(FOLHAPRESS) – Dos R$ 597 milhões aplicado em multas pela Aneel (Agência Nacional de Energia Elétrica) desde 2018 a Enel Brasil, a empresa conseguiu suspender, por meio de decisões judiciais, R$ 349 milhões. As informações foram obtidas pela reportagem por meio da LAI (Lei de Acesso à Informação).
Ao todo, a Enel foi autuada inicialmente em mais de R$ 700 milhões, mas, após recursos aceitos pela agência, o valor caiu para R$ 597 milhões. Essas autuações podem ser aplicadas nos casos de “infrações à legislação setorial, bem como a inobservância aos deveres”, de acordo com a resolução normativa 846/2019.
A empresa disse à reportagem que “pagou parte das multas aplicadas pela agência reguladora no período de 2018-2024 e outra parte encontra-se em discussão na esfera judicial”. Porém não comentou os números, tanto de valores quanto de quantidade de multa suspensas e qual o argumento para cada suspensão.
A filial em São Paulo responde por sete das multas recebidas, das quais cinco foram pagas (somam R$ 59 milhões) e duas acabaram suspensas (R$ 261 milhões, no total).
A reportagem teve acesso à defesa apresentada neste ano pela Enel para tentar se livrar da punição de R$ 165 milhões em razão da demora no restabelecimento da distribuição em novembro do ano passado.
A empresa alegou que não podia prever os efeitos com “ventos e chuvas muito acima do previsto nos boletins meteorológicos, ocasionando diversos danos às redes da Enel SP, especialmente causados pela queda de árvores”.
O argumento foi aceito pelo juiz Mateus Benato Pontalti, da Justiça Federal da 1ª Região, que travou a punição.
A Enel de Goiás (atual Equatorial) teve duas punições travadas, que totalizam R$ 76 milhões.
Confira todas as multas que a Enel tomou desde 2018:
Em 2022, a Aneel apontou que a Enel descumpriu critérios relativos à qualidade do serviço prestado no estado de Goiás e chegou a abrir um processo para analisar a eventual caducidade da concessão.

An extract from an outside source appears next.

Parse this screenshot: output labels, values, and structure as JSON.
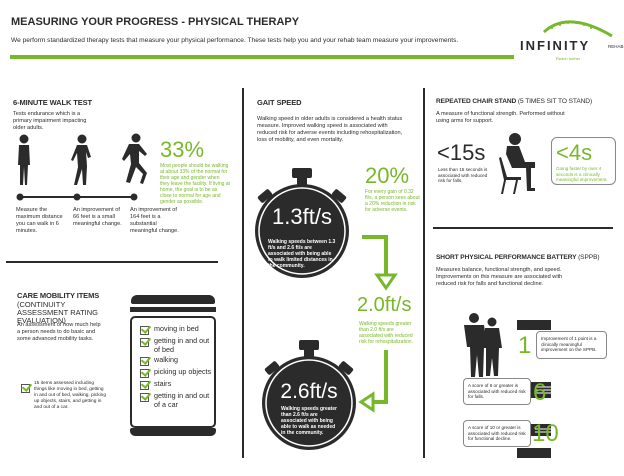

A empresa solicitou, então, a aprovação da transferência do controle societário como alternativa. O modelo foi aprovado pela agência.
A compra da Enel Goiás pela Equatorial foi fechada em 23 de setembro de 2022 por R$ 1,58 bilhão. Todas as multas do estado foram emitidas antes dessa data.
A empresa assumiu R$ 5,7 bilhões em dívidas deixadas pela antecessora. Quatro multas são indicadas como quitadas, no valor agregado de R$ 34 milhões, mas o documento não informa se foram pagas pela Enel ou pela Equatorial. A reportagem procurou as duas empresas, mas não recebeu respostas sobre esse ponto.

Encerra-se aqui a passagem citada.